The bill provided $6 billion (in 1994 dollars) in funding “for prevention programs which were designed with significant input from experienced police officers”—money that was, from all accounts, spent on punitive measures for the most part. On the surface, it sounds like a good idea to let people with experience in law enforcement be able to have a say in how to prevent violent crime. The problem? As it turned out, that money was predominantly used for punitive measures—measures that would go against the ideal among many Democrats that there should be a restorative element to time in prison.
The 1994 crime bill is blamed for being a factor in a drastic increase in incarceration in the United States. The extent to which the current mass incarceration issues should be attributed to the 1994 crime bill is up for debate, especially since the increase in mass incarceration was already beginning to happen, but there seems to be significant agreement from criminal justice scholars that the bill made this problem worse.
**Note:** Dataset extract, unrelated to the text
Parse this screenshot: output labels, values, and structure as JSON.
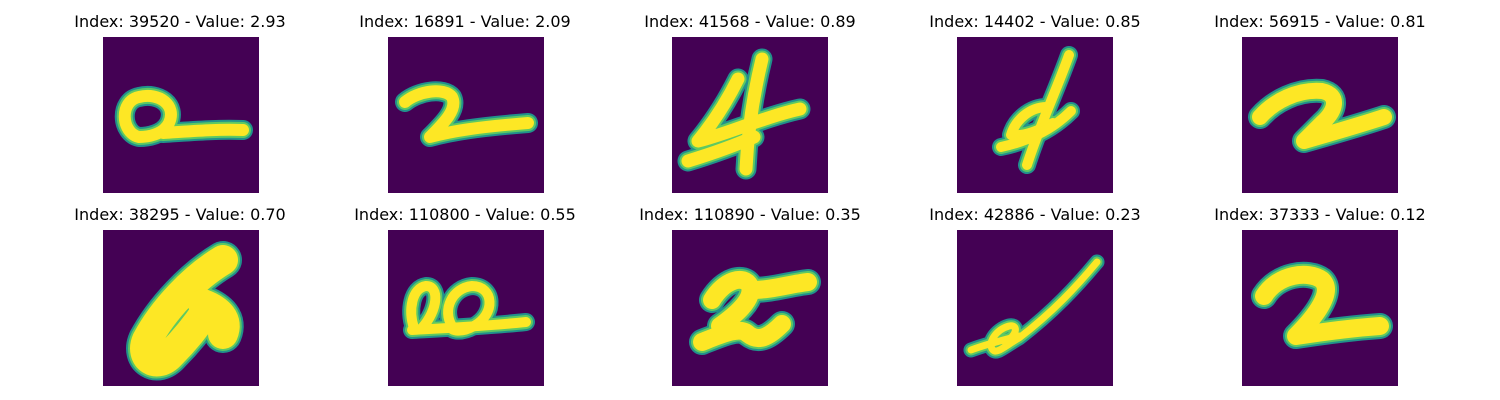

However, there were also some aspects of the 1994 crime bill that are either popular with progressives or popular on a bipartisan basis. Three of those aspects are as follows:
There was considerable gun control in the 1994 crime bill. According to the bill’s summary, the bill, “Bans the manufacture of 19 military-style assault weapons, assault weapons with specific combat features, “copy-cat” models, and certain high-capacity ammunition magazines of more than ten rounds.” While one could debate the effectiveness of this form of gun control, the fact is that gun control tends to be a major aspect of most candidates’ platforms on the Democratic side, and that therefore the 1994 crime bill did much of what a lot of Democrats want on guns (including Democrats critical of Biden and Sanders for their support of the 1994 crime bill).
One of the most popular aspects of the 1994 crime bill was the Violence Against Women Act (VAWA). VAWA, which was within the 1994 crime bill, added measures to better hold perpetrators of domestic violence accountable. For example, before the 1994 crime bill, “domestic abusers could cross state lines to avoid prosecution for beating their spouses, as law enforcement was not to required to listen to orders of protection filed in other states” (something that, from my understanding, was not possible after the act passed).
VAWA, which as I said was under the 1994 crime bill, also created the National Domestic Violence Hotline. Before finding out that this hotline was established so recently, I have to admit to taking the existence of this hotline for granted; however, the fact is that the hotline is younger than I am (I’m twenty-five) and was only established thanks to the 1994 crime bill.
So, while it might make for a good debate line to be critical of Biden’s or Sanders’ support of the 1994 crime bill, the reality is somewhat complicated. Some aspects of it, such as the generally more punitive approach to crime as a result of the bill, have been quite controversial and even problematic. Other aspects, such as the creation of the National Domestic Violence Hotline, are quite important. Regardless, it’s important to recognize both the good and the bad in the 1994 crime bill (as well as Biden’s and Sanders’ support of it), because otherwise, we’d be doing an injustice to ourselves and to others when evaluating the platforms these candidates have on criminal justice.